Our fuzzy search query to find “bob cong hong” in 4 fields:

(((PersonFirstName:bob~0.6) OR (PersonLastName:bob~0.6) OR (PersonAliases:bob~0.6) OR (PersonAlternativeSpellings:bob~0.6)) AND ((PersonFirstName:cong~0.6) OR (PersonLastName:cong~0.6) OR (PersonAliases:cong~0.6) OR (PersonAlternativeSpellings:cong~0.6)) AND ((PersonFirstName:hong~0.6) OR (PersonLastName:hong~0.6) OR (PersonAliases:hong~0.6) OR (PersonAlternativeSpellings:hong~0.6)))

Current improvements:

  1. We combined these 4 fields to 1 search field
  2. We decided to use single IndexSearcher in service instead of open in every search request
  3. MergeFactor=2

Total combination of improvements produces about 30-40% speed increasing.

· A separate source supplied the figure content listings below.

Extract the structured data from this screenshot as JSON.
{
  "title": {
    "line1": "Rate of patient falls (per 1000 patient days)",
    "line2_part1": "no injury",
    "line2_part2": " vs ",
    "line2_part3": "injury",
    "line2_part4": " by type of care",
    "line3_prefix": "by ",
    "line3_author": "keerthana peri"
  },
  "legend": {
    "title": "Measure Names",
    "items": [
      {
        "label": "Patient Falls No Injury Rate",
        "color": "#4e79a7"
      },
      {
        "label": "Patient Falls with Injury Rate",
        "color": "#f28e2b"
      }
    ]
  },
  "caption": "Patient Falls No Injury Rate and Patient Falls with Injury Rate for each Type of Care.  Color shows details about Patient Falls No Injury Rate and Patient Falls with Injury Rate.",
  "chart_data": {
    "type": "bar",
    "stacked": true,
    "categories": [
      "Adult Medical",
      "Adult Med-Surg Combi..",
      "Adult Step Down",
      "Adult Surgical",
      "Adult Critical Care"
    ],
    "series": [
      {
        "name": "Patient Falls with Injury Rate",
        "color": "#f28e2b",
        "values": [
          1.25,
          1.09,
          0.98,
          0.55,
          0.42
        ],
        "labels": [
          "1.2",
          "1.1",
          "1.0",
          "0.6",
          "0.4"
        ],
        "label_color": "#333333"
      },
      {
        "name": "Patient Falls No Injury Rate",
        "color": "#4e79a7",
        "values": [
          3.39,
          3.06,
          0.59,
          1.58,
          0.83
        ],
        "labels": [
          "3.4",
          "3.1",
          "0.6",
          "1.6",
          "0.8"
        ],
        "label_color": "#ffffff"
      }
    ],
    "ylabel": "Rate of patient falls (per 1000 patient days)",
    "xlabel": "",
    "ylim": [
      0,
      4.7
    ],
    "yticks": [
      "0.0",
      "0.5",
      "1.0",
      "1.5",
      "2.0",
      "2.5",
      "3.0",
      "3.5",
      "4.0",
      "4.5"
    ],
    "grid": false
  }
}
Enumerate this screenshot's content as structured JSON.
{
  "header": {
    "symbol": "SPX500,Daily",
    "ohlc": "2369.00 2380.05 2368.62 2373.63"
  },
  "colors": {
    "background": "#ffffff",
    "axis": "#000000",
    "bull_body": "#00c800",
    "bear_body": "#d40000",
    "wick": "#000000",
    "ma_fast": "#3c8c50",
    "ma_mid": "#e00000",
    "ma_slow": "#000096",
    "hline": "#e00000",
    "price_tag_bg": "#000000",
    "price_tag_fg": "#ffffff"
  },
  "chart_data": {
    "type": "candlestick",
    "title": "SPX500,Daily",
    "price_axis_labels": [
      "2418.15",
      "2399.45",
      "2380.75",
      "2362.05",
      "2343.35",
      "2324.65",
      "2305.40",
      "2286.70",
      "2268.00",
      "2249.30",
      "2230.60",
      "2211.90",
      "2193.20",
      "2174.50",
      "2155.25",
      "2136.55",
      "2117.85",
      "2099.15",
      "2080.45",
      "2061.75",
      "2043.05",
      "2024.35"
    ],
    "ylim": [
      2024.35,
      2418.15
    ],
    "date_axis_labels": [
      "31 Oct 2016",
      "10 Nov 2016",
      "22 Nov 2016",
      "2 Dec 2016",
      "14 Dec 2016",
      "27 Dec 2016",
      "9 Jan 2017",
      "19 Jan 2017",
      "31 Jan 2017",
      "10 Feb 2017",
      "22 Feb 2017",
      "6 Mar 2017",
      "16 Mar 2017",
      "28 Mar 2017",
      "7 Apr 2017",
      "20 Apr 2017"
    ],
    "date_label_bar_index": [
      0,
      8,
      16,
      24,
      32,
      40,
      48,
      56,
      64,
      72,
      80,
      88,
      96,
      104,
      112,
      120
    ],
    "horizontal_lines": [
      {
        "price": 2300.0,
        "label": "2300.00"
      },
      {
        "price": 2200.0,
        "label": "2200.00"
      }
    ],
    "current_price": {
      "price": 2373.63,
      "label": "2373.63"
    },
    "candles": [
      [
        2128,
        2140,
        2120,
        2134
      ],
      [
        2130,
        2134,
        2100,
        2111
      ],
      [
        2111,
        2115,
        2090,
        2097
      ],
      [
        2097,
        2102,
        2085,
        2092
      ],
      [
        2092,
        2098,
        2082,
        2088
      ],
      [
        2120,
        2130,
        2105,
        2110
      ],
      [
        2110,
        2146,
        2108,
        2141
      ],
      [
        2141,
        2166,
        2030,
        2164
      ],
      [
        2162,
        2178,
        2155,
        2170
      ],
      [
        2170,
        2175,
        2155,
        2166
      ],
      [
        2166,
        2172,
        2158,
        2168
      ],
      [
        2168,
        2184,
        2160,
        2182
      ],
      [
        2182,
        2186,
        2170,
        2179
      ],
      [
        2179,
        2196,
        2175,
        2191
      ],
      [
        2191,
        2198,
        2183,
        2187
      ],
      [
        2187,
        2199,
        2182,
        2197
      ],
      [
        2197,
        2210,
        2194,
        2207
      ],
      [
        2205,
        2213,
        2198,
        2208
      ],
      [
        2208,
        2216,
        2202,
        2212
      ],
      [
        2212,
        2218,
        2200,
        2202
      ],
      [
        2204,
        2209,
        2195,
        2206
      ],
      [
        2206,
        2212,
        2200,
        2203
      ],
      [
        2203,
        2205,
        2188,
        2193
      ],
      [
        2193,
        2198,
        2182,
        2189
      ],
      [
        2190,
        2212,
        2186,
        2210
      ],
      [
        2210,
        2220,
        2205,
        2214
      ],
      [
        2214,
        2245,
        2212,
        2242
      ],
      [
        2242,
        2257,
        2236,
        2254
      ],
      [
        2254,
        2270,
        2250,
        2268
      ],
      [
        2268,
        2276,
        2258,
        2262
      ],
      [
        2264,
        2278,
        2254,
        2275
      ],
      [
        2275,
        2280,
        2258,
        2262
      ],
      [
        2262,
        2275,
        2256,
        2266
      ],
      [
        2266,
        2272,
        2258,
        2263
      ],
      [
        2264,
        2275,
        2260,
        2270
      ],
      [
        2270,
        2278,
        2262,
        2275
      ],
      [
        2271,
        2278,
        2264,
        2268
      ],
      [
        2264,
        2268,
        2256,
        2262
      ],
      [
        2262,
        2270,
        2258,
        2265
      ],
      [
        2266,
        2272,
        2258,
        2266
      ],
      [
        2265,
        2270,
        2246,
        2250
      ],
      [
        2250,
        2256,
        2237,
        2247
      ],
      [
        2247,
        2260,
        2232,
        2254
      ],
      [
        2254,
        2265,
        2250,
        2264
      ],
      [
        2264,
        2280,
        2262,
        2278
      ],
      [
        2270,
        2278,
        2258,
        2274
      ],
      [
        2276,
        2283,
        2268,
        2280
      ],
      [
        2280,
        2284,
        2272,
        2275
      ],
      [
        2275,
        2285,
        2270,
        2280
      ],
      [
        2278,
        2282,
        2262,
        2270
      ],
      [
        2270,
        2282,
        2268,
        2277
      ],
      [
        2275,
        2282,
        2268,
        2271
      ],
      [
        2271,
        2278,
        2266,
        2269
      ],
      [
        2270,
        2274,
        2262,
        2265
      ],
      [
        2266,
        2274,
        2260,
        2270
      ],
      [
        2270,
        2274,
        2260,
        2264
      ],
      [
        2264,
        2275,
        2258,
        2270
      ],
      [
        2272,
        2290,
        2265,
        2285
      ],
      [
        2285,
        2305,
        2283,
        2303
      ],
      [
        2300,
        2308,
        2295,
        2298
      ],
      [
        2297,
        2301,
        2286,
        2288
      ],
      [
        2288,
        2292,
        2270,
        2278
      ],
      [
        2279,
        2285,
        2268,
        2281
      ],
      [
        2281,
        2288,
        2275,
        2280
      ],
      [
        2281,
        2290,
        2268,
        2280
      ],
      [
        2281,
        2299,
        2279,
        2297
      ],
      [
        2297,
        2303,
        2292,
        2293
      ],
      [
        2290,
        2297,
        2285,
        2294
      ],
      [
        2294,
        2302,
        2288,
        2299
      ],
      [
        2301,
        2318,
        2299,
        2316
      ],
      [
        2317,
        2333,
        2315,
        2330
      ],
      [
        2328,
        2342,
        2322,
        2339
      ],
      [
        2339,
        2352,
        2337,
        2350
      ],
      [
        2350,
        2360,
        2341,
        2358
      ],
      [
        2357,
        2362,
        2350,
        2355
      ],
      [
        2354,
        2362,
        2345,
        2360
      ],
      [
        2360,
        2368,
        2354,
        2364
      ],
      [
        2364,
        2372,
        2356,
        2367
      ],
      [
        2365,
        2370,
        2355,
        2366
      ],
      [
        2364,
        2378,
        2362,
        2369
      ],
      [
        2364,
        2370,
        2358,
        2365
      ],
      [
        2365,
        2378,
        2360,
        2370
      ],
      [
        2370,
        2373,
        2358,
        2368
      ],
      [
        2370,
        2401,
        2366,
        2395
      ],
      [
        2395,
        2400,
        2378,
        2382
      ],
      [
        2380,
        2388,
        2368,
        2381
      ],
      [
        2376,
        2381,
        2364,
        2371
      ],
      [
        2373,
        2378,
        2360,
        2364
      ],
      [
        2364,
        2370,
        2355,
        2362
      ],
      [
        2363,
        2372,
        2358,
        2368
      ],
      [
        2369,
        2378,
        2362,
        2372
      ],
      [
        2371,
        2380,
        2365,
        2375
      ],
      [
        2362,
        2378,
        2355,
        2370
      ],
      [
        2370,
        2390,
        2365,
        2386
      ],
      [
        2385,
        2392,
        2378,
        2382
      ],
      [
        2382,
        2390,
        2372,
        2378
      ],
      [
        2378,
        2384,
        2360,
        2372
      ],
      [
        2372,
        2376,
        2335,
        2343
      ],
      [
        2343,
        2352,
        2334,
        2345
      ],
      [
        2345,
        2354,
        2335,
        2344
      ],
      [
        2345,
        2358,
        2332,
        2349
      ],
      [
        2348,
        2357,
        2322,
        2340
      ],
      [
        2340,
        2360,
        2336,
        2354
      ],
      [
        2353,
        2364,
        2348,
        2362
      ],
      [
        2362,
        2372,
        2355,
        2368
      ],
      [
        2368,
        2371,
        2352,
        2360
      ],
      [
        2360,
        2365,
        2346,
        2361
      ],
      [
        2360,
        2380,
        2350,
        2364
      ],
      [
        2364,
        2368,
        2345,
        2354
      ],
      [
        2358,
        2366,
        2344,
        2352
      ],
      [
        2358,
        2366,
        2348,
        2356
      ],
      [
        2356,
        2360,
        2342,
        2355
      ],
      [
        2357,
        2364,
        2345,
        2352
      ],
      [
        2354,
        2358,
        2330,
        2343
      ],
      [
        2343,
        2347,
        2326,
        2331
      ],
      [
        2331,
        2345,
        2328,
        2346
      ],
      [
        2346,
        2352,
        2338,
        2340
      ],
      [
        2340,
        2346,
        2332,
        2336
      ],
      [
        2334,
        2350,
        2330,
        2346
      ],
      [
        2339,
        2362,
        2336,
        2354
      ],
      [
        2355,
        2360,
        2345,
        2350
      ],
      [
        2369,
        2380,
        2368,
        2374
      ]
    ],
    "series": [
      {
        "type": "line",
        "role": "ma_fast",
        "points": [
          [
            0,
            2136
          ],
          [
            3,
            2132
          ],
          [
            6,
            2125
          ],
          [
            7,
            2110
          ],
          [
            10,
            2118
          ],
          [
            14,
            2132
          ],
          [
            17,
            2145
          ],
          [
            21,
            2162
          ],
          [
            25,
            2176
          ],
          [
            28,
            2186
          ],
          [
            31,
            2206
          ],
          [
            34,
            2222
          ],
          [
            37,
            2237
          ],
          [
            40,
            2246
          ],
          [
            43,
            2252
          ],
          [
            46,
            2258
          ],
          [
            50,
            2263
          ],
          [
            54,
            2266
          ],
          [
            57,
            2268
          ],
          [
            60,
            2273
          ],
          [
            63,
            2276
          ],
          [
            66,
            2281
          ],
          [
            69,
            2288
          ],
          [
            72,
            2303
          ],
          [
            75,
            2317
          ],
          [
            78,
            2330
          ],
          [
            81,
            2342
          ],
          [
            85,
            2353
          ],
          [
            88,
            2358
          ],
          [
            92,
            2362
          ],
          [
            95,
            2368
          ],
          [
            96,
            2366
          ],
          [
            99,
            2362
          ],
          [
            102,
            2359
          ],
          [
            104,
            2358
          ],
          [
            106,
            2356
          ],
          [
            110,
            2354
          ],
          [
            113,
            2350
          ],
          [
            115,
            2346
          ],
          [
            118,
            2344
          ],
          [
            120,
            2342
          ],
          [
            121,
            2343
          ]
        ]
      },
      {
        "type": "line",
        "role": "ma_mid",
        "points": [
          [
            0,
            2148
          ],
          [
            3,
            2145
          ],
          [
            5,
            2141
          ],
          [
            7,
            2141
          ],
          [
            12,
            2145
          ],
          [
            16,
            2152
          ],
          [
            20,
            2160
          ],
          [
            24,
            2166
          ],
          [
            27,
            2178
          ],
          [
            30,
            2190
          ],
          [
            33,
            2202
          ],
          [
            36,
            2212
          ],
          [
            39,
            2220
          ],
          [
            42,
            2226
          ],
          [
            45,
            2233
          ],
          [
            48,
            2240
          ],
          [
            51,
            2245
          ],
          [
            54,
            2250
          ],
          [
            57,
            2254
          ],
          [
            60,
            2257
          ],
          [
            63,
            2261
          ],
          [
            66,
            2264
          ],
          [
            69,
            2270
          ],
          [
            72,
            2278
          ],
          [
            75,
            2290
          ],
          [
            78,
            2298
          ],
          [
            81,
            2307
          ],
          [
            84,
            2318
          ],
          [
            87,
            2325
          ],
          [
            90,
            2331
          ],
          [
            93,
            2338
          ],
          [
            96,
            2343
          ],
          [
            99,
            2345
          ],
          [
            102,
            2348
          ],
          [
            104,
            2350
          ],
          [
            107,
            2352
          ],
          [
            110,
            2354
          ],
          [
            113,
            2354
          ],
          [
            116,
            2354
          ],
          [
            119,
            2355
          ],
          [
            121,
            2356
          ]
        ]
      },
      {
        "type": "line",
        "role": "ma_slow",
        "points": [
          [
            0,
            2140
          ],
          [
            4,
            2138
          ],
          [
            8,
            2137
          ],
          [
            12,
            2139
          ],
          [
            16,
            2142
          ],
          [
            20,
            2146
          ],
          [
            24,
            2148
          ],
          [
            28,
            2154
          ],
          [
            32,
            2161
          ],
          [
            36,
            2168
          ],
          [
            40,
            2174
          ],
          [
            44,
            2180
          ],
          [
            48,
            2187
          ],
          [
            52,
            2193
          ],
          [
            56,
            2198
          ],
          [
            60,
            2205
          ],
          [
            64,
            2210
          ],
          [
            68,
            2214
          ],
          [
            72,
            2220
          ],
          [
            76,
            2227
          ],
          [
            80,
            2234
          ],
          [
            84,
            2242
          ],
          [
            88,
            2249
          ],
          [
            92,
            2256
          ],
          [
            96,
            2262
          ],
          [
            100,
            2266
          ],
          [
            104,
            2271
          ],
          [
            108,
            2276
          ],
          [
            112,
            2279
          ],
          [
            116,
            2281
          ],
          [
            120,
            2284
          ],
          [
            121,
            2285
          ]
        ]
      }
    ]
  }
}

Following this article we`ve made most of possible optimizations:

Do you have other suggestions how to improve search speed in our situation?

Thank you.

1

1 Answers

1
votes

You can improve the speed of Fuzzy Queries by setting their prefix length to a non-zero value. This will allow lucene to narrow the set of possible results efficiently. Like this:

queryParser.FuzzyPrefixLength = 2;

Also, it doesn't affect the query you've provided as an example, but if you care at all about performance, you should remove the line queryParser.AllowLeadingWildcard = false;. Leading wildcards will absolutely kill performance.